The journey to claiming the throne his friend, teammate, and coach abdicated last year has been a frustrating one at times, as his standing as a high-risk opponent has often left Makhachev struggling to land a fight that will help move him forward in the lightweight division.
But he wants to fight, whether it’s an opponent ranked first, tenth, or twentieth.
“I don’t want to wait for some top guys. I want to keep going, keep training, keep fighting, and one day I know I’m going to be champion.”
And he’s hopeful that another dominant showing on Saturday can expedite the process a little more.

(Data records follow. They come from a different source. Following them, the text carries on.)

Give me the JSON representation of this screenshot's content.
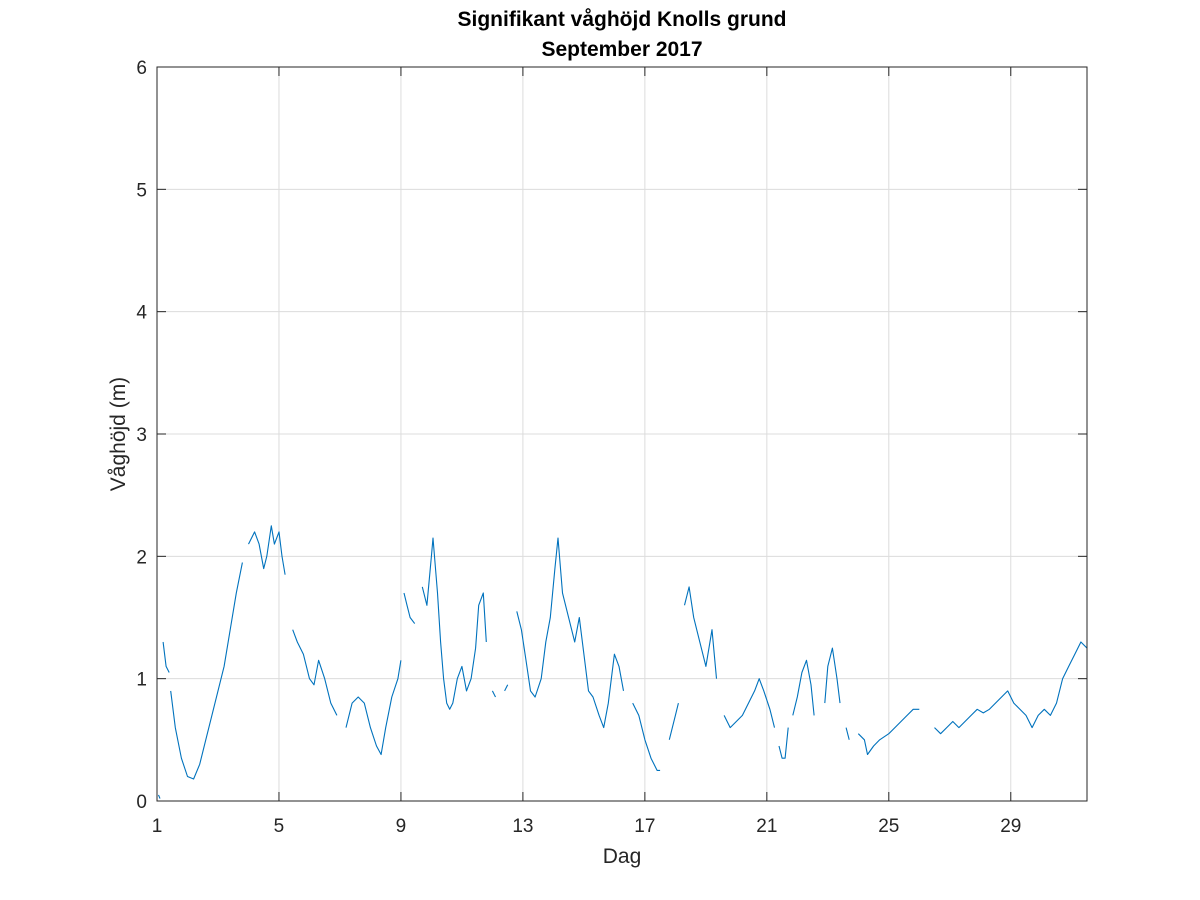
{
  "colors": {
    "series": "#0072bd",
    "grid": "#dcdcdc",
    "axis": "#262626",
    "background": "#ffffff"
  },
  "chart_data": {
    "type": "line",
    "title": "Signifikant våghöjd Knolls grund",
    "subtitle": "September 2017",
    "xlabel": "Dag",
    "ylabel": "Våghöjd (m)",
    "xlim": [
      1,
      31.5
    ],
    "ylim": [
      0,
      6
    ],
    "xticks": [
      1,
      5,
      9,
      13,
      17,
      21,
      25,
      29
    ],
    "xtick_labels": [
      "1",
      "5",
      "9",
      "13",
      "17",
      "21",
      "25",
      "29"
    ],
    "yticks": [
      0,
      1,
      2,
      3,
      4,
      5,
      6
    ],
    "ytick_labels": [
      "0",
      "1",
      "2",
      "3",
      "4",
      "5",
      "6"
    ],
    "grid": true,
    "series": [
      {
        "segments": [
          [
            [
              1.05,
              0.05
            ],
            [
              1.1,
              0.02
            ]
          ],
          [
            [
              1.2,
              1.3
            ],
            [
              1.3,
              1.1
            ],
            [
              1.4,
              1.05
            ]
          ],
          [
            [
              1.45,
              0.9
            ],
            [
              1.6,
              0.6
            ],
            [
              1.8,
              0.35
            ],
            [
              2.0,
              0.2
            ],
            [
              2.2,
              0.18
            ],
            [
              2.4,
              0.3
            ],
            [
              2.6,
              0.5
            ],
            [
              2.8,
              0.7
            ],
            [
              3.0,
              0.9
            ],
            [
              3.2,
              1.1
            ],
            [
              3.4,
              1.4
            ],
            [
              3.6,
              1.7
            ],
            [
              3.8,
              1.95
            ]
          ],
          [
            [
              4.0,
              2.1
            ],
            [
              4.2,
              2.2
            ],
            [
              4.35,
              2.1
            ],
            [
              4.5,
              1.9
            ],
            [
              4.6,
              2.0
            ],
            [
              4.75,
              2.25
            ],
            [
              4.85,
              2.1
            ],
            [
              5.0,
              2.2
            ],
            [
              5.1,
              2.0
            ],
            [
              5.2,
              1.85
            ]
          ],
          [
            [
              5.45,
              1.4
            ],
            [
              5.6,
              1.3
            ],
            [
              5.8,
              1.2
            ],
            [
              6.0,
              1.0
            ],
            [
              6.15,
              0.95
            ],
            [
              6.3,
              1.15
            ],
            [
              6.5,
              1.0
            ],
            [
              6.7,
              0.8
            ],
            [
              6.9,
              0.7
            ]
          ],
          [
            [
              7.2,
              0.6
            ],
            [
              7.4,
              0.8
            ],
            [
              7.6,
              0.85
            ],
            [
              7.8,
              0.8
            ],
            [
              8.0,
              0.6
            ],
            [
              8.2,
              0.45
            ],
            [
              8.35,
              0.38
            ],
            [
              8.5,
              0.6
            ],
            [
              8.7,
              0.85
            ],
            [
              8.9,
              1.0
            ],
            [
              9.0,
              1.15
            ]
          ],
          [
            [
              9.1,
              1.7
            ],
            [
              9.2,
              1.6
            ],
            [
              9.3,
              1.5
            ],
            [
              9.45,
              1.45
            ]
          ],
          [
            [
              9.7,
              1.75
            ],
            [
              9.85,
              1.6
            ],
            [
              10.0,
              2.0
            ],
            [
              10.05,
              2.15
            ],
            [
              10.2,
              1.7
            ],
            [
              10.3,
              1.3
            ],
            [
              10.4,
              1.0
            ],
            [
              10.5,
              0.8
            ],
            [
              10.6,
              0.75
            ],
            [
              10.7,
              0.8
            ],
            [
              10.85,
              1.0
            ],
            [
              11.0,
              1.1
            ],
            [
              11.15,
              0.9
            ],
            [
              11.3,
              1.0
            ],
            [
              11.45,
              1.25
            ],
            [
              11.55,
              1.6
            ],
            [
              11.7,
              1.7
            ],
            [
              11.8,
              1.3
            ]
          ],
          [
            [
              12.0,
              0.9
            ],
            [
              12.1,
              0.85
            ]
          ],
          [
            [
              12.4,
              0.9
            ],
            [
              12.5,
              0.95
            ]
          ],
          [
            [
              12.8,
              1.55
            ],
            [
              12.95,
              1.4
            ],
            [
              13.1,
              1.15
            ],
            [
              13.25,
              0.9
            ],
            [
              13.4,
              0.85
            ],
            [
              13.6,
              1.0
            ],
            [
              13.75,
              1.3
            ],
            [
              13.9,
              1.5
            ],
            [
              14.05,
              1.9
            ],
            [
              14.15,
              2.15
            ],
            [
              14.3,
              1.7
            ],
            [
              14.5,
              1.5
            ],
            [
              14.7,
              1.3
            ],
            [
              14.85,
              1.5
            ],
            [
              15.0,
              1.2
            ],
            [
              15.15,
              0.9
            ],
            [
              15.3,
              0.85
            ],
            [
              15.5,
              0.7
            ],
            [
              15.65,
              0.6
            ],
            [
              15.8,
              0.8
            ],
            [
              16.0,
              1.2
            ],
            [
              16.15,
              1.1
            ],
            [
              16.3,
              0.9
            ]
          ],
          [
            [
              16.6,
              0.8
            ],
            [
              16.8,
              0.7
            ],
            [
              17.0,
              0.5
            ],
            [
              17.2,
              0.35
            ],
            [
              17.4,
              0.25
            ],
            [
              17.5,
              0.25
            ]
          ],
          [
            [
              17.8,
              0.5
            ],
            [
              18.0,
              0.7
            ],
            [
              18.1,
              0.8
            ]
          ],
          [
            [
              18.3,
              1.6
            ],
            [
              18.45,
              1.75
            ],
            [
              18.6,
              1.5
            ],
            [
              18.8,
              1.3
            ],
            [
              19.0,
              1.1
            ],
            [
              19.2,
              1.4
            ],
            [
              19.35,
              1.0
            ]
          ],
          [
            [
              19.6,
              0.7
            ],
            [
              19.8,
              0.6
            ],
            [
              20.0,
              0.65
            ],
            [
              20.2,
              0.7
            ],
            [
              20.4,
              0.8
            ],
            [
              20.6,
              0.9
            ],
            [
              20.75,
              1.0
            ],
            [
              20.9,
              0.9
            ],
            [
              21.1,
              0.75
            ],
            [
              21.25,
              0.6
            ]
          ],
          [
            [
              21.4,
              0.45
            ],
            [
              21.5,
              0.35
            ],
            [
              21.6,
              0.35
            ],
            [
              21.7,
              0.6
            ]
          ],
          [
            [
              21.85,
              0.7
            ],
            [
              22.0,
              0.85
            ],
            [
              22.15,
              1.05
            ],
            [
              22.3,
              1.15
            ],
            [
              22.45,
              0.95
            ],
            [
              22.55,
              0.7
            ]
          ],
          [
            [
              22.9,
              0.8
            ],
            [
              23.0,
              1.1
            ],
            [
              23.15,
              1.25
            ],
            [
              23.3,
              1.0
            ],
            [
              23.4,
              0.8
            ]
          ],
          [
            [
              23.6,
              0.6
            ],
            [
              23.7,
              0.5
            ]
          ],
          [
            [
              24.0,
              0.55
            ],
            [
              24.2,
              0.5
            ],
            [
              24.3,
              0.38
            ],
            [
              24.5,
              0.45
            ],
            [
              24.7,
              0.5
            ],
            [
              25.0,
              0.55
            ],
            [
              25.2,
              0.6
            ],
            [
              25.4,
              0.65
            ],
            [
              25.6,
              0.7
            ],
            [
              25.8,
              0.75
            ],
            [
              26.0,
              0.75
            ]
          ],
          [
            [
              26.5,
              0.6
            ],
            [
              26.7,
              0.55
            ],
            [
              26.9,
              0.6
            ],
            [
              27.1,
              0.65
            ],
            [
              27.3,
              0.6
            ],
            [
              27.5,
              0.65
            ],
            [
              27.7,
              0.7
            ],
            [
              27.9,
              0.75
            ],
            [
              28.1,
              0.72
            ],
            [
              28.3,
              0.75
            ],
            [
              28.5,
              0.8
            ],
            [
              28.7,
              0.85
            ],
            [
              28.9,
              0.9
            ],
            [
              29.1,
              0.8
            ],
            [
              29.3,
              0.75
            ],
            [
              29.5,
              0.7
            ],
            [
              29.7,
              0.6
            ],
            [
              29.9,
              0.7
            ],
            [
              30.1,
              0.75
            ],
            [
              30.3,
              0.7
            ],
            [
              30.5,
              0.8
            ],
            [
              30.7,
              1.0
            ],
            [
              30.9,
              1.1
            ],
            [
              31.1,
              1.2
            ],
            [
              31.3,
              1.3
            ],
            [
              31.5,
              1.25
            ]
          ]
        ]
      }
    ]
  }
}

“He’s tough — I know, I saw his fights,” Makhachev said of Moises, who enters on a three-fight winning streak and is stationed at No. 14 in the lightweight rankings. “He has good striking, good jiu jitsu, good conditioning, but I am better than him everywhere.
“I have to finish this guy because I have to show my skills,” he added, his quiet voice picking up in tempo and conviction. “I have to show people that I am on a different level. I have to finish him in the first or second round.”
No one has been able to finish the Brazilian as of yet, with each of his four career setbacks coming on the scorecards, including UFC losses to top contender Beneil Dariush and divisional dark horse Damir Ismagulov, who returned from a two-year hiatus to push his record to 20-1 earlier in the spring.
Becoming the first to get Moises out of there inside the distance is a tall order, but one Makhachev is game to attempt to tackle, and if he’s successful, there is only one thing he wants next.
“I hope it’s finally going to be somebody from the Top 10.”